US 12,488,784 B2
System and method for adapting natural language understanding (NLU) engines optimized on text to audio input
Jean-Francois Lavallee, Quebec (CA)
Assigned to Microsoft Technology Licensing, LLC, Redmond, WA (US)
Filed by Microsoft Technology Licensing, LLC, Redmond, WA (US)
Filed on Aug. 29, 2022, as Appl. No. 17/897,308.
Prior Publication US 2024/0071368 A1, Feb. 29, 2024
Int. Cl. G10L 15/187 (2013.01); G06F 40/242 (2020.01); G10L 15/02 (2006.01); G10L 15/06 (2013.01)

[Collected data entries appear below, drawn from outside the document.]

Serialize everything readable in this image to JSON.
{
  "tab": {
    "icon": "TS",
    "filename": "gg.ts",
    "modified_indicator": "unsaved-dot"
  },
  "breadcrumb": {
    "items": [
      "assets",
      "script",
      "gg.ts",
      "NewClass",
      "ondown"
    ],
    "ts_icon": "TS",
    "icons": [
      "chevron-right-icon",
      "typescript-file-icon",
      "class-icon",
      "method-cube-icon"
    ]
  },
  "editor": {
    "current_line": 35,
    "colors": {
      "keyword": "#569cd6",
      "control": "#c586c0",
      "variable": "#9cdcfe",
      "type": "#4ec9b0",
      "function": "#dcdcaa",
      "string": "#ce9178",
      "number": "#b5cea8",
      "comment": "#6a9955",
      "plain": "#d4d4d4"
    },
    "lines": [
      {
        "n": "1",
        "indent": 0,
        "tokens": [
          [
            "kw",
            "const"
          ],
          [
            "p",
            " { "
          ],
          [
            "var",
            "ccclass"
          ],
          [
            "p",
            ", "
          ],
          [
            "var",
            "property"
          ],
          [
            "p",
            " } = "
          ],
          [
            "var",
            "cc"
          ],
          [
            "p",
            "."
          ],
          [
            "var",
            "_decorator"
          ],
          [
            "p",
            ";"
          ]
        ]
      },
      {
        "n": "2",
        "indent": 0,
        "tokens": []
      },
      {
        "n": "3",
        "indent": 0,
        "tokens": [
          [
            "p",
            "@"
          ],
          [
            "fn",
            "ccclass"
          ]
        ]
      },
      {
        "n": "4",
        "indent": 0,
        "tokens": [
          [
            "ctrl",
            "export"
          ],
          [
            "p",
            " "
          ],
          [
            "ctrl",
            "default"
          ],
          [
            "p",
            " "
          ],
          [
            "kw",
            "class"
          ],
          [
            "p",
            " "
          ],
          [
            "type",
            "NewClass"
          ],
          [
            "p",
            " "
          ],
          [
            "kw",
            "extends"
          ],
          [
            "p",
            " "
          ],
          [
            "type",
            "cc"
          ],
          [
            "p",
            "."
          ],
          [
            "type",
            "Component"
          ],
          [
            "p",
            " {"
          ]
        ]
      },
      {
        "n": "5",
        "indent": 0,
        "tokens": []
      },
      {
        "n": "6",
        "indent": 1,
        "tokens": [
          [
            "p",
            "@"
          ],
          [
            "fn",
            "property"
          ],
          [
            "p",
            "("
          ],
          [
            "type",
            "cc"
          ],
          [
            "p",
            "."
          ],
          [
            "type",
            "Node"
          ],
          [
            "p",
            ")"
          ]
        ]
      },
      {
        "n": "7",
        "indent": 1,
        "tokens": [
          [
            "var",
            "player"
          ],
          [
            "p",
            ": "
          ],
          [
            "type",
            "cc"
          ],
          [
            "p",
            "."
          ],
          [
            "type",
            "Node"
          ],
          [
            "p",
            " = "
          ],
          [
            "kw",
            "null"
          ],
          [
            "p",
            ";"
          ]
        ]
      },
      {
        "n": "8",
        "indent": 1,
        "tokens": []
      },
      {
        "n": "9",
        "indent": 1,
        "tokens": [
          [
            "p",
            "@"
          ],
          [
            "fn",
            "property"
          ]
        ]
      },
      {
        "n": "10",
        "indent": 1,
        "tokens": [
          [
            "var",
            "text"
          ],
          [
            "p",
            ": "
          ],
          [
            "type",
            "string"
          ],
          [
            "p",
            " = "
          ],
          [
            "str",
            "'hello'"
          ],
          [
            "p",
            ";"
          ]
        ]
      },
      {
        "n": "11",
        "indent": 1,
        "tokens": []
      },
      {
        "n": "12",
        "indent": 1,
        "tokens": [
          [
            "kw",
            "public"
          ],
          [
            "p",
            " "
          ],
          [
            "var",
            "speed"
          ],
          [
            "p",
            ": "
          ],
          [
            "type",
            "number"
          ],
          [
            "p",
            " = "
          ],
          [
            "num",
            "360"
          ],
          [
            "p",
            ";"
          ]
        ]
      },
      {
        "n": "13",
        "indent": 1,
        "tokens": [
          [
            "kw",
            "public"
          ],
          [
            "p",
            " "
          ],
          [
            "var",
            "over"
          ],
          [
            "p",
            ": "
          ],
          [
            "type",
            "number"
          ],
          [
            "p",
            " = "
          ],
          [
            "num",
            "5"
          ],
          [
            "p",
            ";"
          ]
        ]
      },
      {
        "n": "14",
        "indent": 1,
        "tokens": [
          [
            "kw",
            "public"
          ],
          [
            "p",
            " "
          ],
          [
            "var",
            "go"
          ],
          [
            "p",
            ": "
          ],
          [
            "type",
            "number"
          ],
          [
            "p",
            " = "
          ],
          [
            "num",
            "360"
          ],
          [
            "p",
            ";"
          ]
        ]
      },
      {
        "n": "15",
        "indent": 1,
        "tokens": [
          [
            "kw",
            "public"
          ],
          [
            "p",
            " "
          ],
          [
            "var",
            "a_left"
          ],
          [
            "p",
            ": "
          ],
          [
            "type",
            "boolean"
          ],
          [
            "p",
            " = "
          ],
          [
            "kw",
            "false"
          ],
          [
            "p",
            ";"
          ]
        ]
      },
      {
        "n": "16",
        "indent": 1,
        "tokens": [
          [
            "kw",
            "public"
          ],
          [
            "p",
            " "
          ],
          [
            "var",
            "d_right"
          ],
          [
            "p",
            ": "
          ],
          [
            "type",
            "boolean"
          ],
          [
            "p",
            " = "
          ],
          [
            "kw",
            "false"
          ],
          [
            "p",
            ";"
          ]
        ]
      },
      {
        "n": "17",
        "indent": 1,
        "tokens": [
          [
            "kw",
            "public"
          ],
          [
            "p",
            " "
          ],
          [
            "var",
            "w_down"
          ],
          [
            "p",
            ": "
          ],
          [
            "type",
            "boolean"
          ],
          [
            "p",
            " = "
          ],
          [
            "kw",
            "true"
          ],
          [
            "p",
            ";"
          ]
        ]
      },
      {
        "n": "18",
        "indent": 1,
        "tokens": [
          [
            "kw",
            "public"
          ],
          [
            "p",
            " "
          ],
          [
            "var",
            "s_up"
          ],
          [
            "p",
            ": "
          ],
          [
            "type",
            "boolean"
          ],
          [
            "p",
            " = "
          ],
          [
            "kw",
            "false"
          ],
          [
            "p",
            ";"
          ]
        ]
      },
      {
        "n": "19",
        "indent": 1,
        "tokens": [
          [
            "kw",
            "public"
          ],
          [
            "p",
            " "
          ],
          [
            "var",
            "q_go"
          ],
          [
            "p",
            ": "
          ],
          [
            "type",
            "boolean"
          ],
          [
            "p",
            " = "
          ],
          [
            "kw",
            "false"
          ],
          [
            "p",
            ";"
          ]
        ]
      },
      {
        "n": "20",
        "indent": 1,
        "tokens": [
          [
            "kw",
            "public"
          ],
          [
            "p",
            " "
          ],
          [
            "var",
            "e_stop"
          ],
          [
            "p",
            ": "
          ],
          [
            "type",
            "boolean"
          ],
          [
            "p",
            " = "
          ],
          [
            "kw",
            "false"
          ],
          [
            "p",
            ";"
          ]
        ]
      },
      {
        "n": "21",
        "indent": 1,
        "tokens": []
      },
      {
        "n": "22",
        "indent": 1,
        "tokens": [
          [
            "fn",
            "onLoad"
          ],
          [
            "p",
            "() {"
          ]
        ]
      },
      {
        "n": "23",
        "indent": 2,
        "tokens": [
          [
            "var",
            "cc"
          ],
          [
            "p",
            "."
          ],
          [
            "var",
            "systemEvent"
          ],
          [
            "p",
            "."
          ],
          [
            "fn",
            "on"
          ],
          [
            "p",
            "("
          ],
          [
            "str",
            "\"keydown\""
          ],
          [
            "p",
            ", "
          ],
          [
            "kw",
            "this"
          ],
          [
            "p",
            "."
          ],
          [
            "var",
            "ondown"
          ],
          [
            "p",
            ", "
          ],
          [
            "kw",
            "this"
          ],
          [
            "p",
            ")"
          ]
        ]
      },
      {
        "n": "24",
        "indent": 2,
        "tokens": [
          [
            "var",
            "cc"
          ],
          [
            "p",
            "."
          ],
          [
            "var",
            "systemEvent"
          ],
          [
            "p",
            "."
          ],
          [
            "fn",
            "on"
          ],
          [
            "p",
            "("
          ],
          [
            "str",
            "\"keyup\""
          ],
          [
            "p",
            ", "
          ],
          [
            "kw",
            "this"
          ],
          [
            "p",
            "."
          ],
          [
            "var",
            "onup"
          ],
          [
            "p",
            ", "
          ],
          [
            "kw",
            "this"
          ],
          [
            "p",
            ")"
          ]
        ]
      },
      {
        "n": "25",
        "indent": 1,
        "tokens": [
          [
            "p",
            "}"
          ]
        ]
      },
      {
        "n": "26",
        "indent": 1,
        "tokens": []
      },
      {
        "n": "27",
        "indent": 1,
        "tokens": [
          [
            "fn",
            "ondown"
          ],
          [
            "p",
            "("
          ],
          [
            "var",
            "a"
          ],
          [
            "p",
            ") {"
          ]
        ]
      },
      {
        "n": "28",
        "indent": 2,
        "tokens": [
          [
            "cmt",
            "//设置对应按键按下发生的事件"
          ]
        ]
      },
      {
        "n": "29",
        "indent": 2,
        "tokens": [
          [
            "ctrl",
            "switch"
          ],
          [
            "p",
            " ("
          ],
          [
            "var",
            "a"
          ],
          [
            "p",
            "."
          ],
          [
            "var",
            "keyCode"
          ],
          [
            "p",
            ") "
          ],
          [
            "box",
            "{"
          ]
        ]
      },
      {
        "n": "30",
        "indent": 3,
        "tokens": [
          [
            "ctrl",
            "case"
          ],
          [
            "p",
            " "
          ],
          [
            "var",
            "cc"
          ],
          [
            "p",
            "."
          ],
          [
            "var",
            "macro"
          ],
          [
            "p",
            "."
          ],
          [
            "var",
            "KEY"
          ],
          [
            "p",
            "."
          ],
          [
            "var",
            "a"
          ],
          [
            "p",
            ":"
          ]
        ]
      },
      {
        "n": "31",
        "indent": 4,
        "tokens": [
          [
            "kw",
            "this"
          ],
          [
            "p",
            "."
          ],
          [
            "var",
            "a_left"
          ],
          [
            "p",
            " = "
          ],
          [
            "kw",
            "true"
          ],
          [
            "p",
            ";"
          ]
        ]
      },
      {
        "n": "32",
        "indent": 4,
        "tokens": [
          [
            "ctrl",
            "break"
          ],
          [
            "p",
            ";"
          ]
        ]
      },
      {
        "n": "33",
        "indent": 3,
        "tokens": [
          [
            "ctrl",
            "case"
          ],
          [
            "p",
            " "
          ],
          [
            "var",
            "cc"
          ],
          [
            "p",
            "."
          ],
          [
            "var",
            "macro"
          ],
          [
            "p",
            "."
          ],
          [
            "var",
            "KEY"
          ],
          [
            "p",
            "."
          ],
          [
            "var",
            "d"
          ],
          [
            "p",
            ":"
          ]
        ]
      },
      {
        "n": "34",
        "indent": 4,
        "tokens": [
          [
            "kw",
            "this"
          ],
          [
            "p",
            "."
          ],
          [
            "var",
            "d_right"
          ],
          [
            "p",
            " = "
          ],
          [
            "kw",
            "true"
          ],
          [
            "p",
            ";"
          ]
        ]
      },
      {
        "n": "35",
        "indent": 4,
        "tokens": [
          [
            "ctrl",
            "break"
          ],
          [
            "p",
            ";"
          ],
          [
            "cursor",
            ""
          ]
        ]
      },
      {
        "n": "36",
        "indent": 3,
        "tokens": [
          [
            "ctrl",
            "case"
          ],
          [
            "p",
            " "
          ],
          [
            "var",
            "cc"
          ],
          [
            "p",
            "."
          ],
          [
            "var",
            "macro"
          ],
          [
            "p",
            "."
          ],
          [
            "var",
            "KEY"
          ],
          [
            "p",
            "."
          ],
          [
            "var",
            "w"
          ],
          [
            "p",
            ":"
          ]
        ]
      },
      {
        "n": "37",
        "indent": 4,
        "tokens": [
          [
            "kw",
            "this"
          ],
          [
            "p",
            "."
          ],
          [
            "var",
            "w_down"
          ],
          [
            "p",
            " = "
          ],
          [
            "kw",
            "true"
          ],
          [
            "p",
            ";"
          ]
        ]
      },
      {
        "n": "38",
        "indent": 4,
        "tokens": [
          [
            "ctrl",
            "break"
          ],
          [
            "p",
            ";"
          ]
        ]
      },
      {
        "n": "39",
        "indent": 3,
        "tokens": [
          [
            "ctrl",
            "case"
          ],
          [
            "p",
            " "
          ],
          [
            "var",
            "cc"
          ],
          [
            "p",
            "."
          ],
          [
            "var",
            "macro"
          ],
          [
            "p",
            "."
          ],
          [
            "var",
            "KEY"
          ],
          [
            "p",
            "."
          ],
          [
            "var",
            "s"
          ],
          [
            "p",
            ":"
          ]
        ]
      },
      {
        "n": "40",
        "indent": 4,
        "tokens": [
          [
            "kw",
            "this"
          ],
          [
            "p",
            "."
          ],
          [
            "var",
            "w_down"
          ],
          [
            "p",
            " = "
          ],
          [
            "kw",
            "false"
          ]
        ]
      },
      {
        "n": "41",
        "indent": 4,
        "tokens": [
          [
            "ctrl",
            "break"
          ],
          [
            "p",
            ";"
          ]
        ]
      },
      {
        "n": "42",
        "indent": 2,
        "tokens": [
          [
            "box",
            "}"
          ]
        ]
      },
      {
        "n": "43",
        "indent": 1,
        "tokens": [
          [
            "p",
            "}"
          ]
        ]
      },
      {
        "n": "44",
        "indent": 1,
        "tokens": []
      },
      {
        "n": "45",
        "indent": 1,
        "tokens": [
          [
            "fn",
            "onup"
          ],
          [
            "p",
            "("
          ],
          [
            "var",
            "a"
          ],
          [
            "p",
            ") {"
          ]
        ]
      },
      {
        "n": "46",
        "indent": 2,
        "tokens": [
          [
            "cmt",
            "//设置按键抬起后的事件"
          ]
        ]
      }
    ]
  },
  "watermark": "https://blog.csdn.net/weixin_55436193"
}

CPC G10L 15/063 (2013.01) [G06F 40/242 (2020.01); G10L 15/02 (2013.01); G10L 15/187 (2013.01); G10L 2015/025 (2013.01)] 12 Claims
OG exemplary drawing
 
1. A computer-implemented method, executed on a computing device, comprising:
generating a plurality of potential vocalizations of a plurality of text samples, wherein generating the plurality of potential vocalizations includes processing the plurality of text samples using a text-to-speech tokenizer that converts each text sample into a token representing the speech content of the respective text sample;
identifying a plurality of phonemes associated with the plurality of potential vocalizations, wherein identifying the plurality of phonemes associated with the plurality of potential vocalizations includes matching at least a portion of the plurality of potential vocalizations to the plurality of phonemes from a phonetic dictionary:
generating a plurality of phonetically-related text portions based upon, at least in part, the plurality of phonemes, wherein generating the plurality of phonetically-related text portions includes:
identifying a plurality of sequences of text portions with at least a threshold similarity to the plurality of phonemes; and
selecting a sequence of text portions from the plurality of sequences of text portions that covers each of the plurality of text samples and is in a same order as the plurality of text samples, thus defining the plurality of phonetically-related text portions; and
training a natural language understanding (NLU) engine using the plurality of phonetically-related text portions.